Green elf cup (Chlorociboria aeruginascens) can be found on the decomposing wood of deciduous trees. Even if the little turquoise cups aren’t visible, the mycelium still stains its host the same green-blue colour, so you know it’s there!

Image: Ali Mckernan

The main body of a fungus is below ground. Unlike plants, fungi cannot use photosynthesis to make their own energy. Instead, they develop thread-like structures known as ‘hyphae’ that spread through the soil into vast networks called ‘mycelium’. As mycelium come into contact with dead organic matter like fallen leaves, wood or the bodies of insects and animals, the fungi use enzymes (natural chemicals) to break it down. They can then absorb the nutrients released back into the soil, which also feed the surrounding woodland.   

Semi-circular caps of turkey tail fungus fanning outward from a tree stump, stacked one above the other. Each one is coloured by concentric rings of blue, yellow, black and brown.

Turkey tail (Trametes versicolor) is a colourful bracket fungus that can be seen throughout the year, although it's at its best in the autumn. 

Image: Les Binns

Mycelium will extend further into the root system of trees and plants, increasing the amount of nutrients and water that they can reach. In return, fungi receive energy packed sugars from their host, manufactured by photosynthesis. It is estimated that around 90% of plants in the world rely on fungi in this way! 

The way in which trees are connected by mycelium also allows them to communicate with each other – something we affectionately call ‘the wood wide web’! We are only just beginning to understand how it works. 

Fascinated by fungi? Then have a read of 'Hidden kingdom: a beginner's guide to fungi' written by a Wildlife Trust expert!

If you have a garden, it's very tempting to do a bit of ‘tidying up’ at this time of year, but wildlife would be very grateful if you could be a little lazy! Rather than removing all the fallen leaves, consider leaving one or two piles in a corner somewhere - hedgehogs, slow worms, grass snakes, frogs and toads will all be looking for a warm and safe place to hibernate. 

Stacks of logs and branch trimmings, old plant pots and patches of long grass will also make ideal shelters for solitary bees over winter, as well as other invertebrates like beetles and woodlice - all part of your garden’s mini ecosystem! 

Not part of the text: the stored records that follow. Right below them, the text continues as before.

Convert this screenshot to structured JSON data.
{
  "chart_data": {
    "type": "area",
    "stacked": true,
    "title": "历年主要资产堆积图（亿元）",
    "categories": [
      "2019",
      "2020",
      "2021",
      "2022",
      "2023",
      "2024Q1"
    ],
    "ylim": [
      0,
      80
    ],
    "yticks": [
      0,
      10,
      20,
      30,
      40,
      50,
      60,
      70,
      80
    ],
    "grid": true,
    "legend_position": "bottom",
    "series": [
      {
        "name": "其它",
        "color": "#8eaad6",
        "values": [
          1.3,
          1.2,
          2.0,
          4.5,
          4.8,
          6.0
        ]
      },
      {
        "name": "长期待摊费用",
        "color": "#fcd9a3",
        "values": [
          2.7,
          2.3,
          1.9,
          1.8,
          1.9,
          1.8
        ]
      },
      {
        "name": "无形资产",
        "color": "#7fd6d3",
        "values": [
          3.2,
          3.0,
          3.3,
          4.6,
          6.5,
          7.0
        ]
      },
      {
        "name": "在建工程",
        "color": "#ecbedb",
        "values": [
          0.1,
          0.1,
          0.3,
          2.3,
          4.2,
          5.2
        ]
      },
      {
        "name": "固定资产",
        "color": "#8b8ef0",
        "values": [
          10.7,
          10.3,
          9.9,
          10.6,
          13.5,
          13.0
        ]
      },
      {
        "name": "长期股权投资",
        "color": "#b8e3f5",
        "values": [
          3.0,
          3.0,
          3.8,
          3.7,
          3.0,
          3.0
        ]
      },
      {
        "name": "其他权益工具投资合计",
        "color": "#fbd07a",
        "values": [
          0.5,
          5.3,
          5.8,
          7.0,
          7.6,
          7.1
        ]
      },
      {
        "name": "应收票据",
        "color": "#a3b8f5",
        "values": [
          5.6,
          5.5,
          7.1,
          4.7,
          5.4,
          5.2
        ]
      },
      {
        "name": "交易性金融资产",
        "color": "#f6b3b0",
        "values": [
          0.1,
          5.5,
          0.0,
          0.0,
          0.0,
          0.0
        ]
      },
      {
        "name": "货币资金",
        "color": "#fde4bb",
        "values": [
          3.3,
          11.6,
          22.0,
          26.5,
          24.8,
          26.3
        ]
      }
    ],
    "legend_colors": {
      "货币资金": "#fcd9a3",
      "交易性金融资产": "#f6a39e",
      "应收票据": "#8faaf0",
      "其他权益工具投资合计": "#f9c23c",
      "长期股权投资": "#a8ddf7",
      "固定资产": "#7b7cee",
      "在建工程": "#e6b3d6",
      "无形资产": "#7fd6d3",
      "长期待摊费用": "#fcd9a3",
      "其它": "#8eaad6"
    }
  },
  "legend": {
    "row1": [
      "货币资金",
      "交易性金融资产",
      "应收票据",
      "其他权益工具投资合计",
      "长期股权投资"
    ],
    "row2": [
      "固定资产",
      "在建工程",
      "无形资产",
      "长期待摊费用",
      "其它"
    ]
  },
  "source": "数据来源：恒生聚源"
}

A goldfinch, with a red face and yellow and black wing bars, sitting on a teasel seed head eating the seeds.

Goldfinch (Carduelis carduelis)

Image: Jon Hawkins Surrey Hills Photography

Leaving seed heads standing adds architectural interest to a winter garden, especially on bright frosty mornings, and provides insects with a place to hibernate in the crevices and hollow stems. The seeds themselves will be a welcome meal for many garden birds - flocks of goldfinches (Carduelis carduelis) will descend on teasels and common knapweed to devour the seeds. 

A female bullfinch, with a black cap, pale beige chest and brown and black wings, eating buddleia seeds against a blue sky.

Female bullfinch (Pyrrhula pyrrhula)

Image: David Longshaw

And plants don’t have to be native to the UK - echinacea, buddleia and ornamental grasses all count! Dunnocks (Prunella modularis) and bullfinches (Pyrrhula pyrrhula) will also eat nettle seeds - so don’t cut down your nettle patch! And of course, anything that falls will be munched on by mice and voles.